Sales reps generally receive commissions. When commissions systems are unclear, disputes arise. We don’t want disputes. You may think your commission system is clear, whether by tradition or otherwise. But it’s probably not as clear as you think. Unclear commission plans lead to lawsuits, especially after the relationship with a sales rep ends.
Here are ten tips for avoiding commission disputes. These tips are helpful whether your sales rep is an independent contractor or an employee.
1. Put the commission plan in writing, and get the rep to sign it. Many states require written, signed commission plans for employees. (California, I’m looking at you!) But even when not required by law, a clearly drafted and accepted plan is the best way to avoid disputes.

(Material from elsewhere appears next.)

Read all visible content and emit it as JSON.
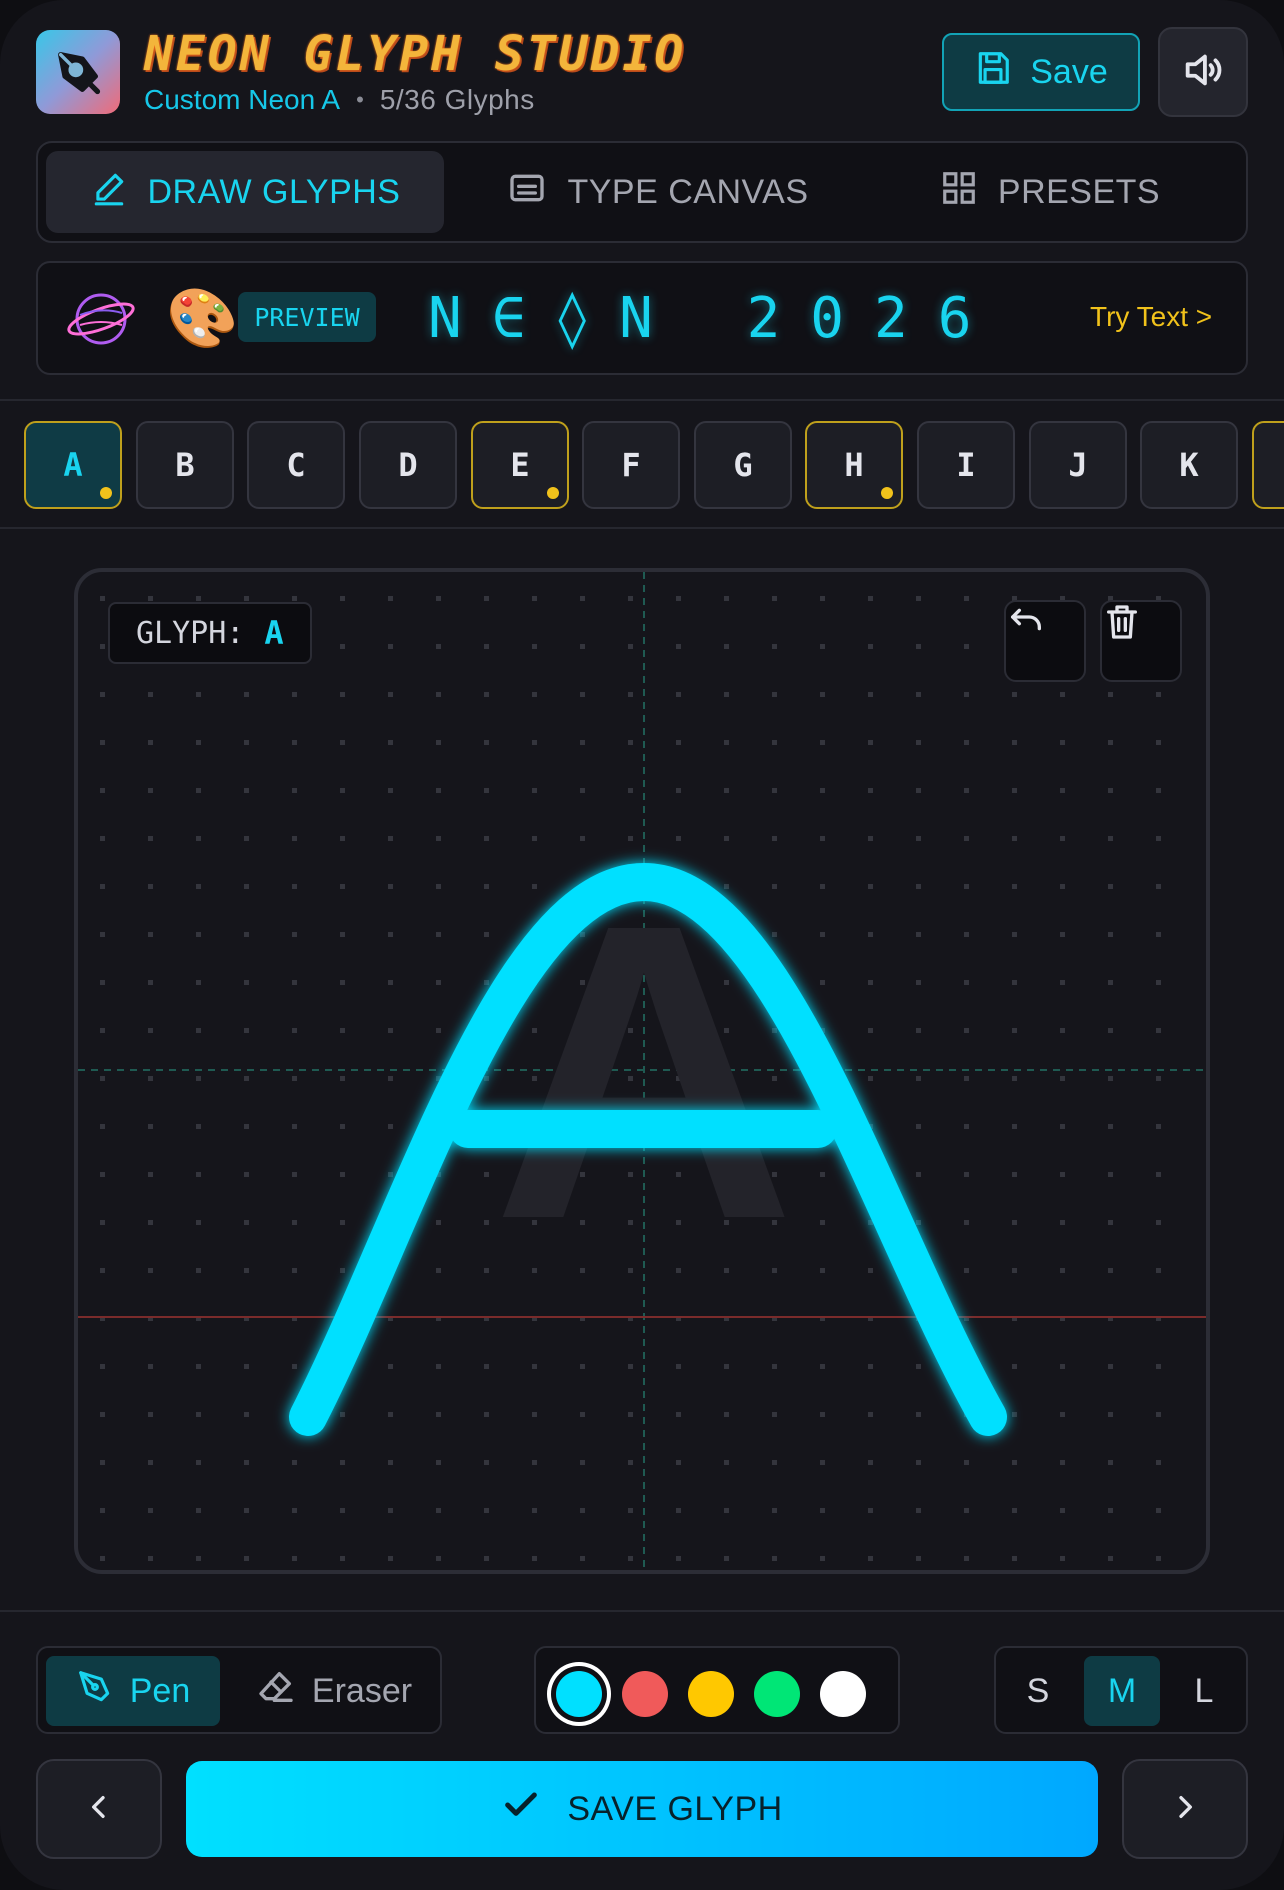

2. Define what constitutes a sale. Is a sale complete when the customer pays for the good? When the good is delivered? When it’s accepted? When some period for returns has expired? Whatever you decide, state it clearly.
3. Define when a commission is earned. Usually there are several things that have to happen before a commission is earned. List them all, and make clear that a commission is not earned until all of these things have occurred.
4. Specify the timing of when commission payments are due. For employee sales reps, you might have less flexibility than with contractors, since state laws often require that employees are paid at certain intervals. But you can also create some space for yourself in your definition of when a commission is considered “earned.”
5. Clarify whether the sales rep must still be employed (or still under contract) to earn a commission. This term will be viewed in tandem with your explanation of when a commission is considered “earned.” Some states (hey there, California!) require that the commission has been paid if the employee has basically done everything needed to earn the commission, even if employment has ended. Calling the rep a contractor won’t necessarily get around that, since as we know, California does not grant a lot of deference to classifying workers as contractors instead of employees.
6. Explain how the commission amount is calculated. The formula might be A times B times C. Whatever it is, write it out.
7. Clarify the relevant time period. If the commission plan is for 2022 only, say so. If the commission plan overrides all prior year plans, say that too.
8. What about charge backs? Are there circumstances when a commission might be paid but you’d have to recoup some of the payment through a charge back? Describe when chargebacks are permitted, if at all.
9. Don’t assume. Spell everything out. Just because there haven’t been commission disputes in the past doesn’t mean they won’t happen in the future. A recently departed sales rep is going to be more aggressive about a commission dispute than one who is still happily engaged, especially if the rep just closed a big deal was separated before the company received payment from the customer. Without a clearly drafted plan, that’s a lawsuit waiting to happen.
10. Write for the jury. A stranger reading your commission plan should be able to tell whether a commission is earned or not, how much the commission should be, and when the commission is due. It needs to be that clear. If there’s ambiguity, expect that the disputed term will be interpreted in favor of the sales rep. After all, you wrote the plan, not the rep.
Bonus 11th Tip: Don’t forget state law. State law may contain requirements for commission plans. Know where your salespeople are working and where they are selling. If multiple states are involved, consider adding a choice of law clause.
Getting aligned on commissions before there’s a dispute can go a long way toward preventing a dispute. Getting misaligned on a dog bed may lead to back pain or a funny picture, but getting misaligned on commissions can lead to expensive litigation.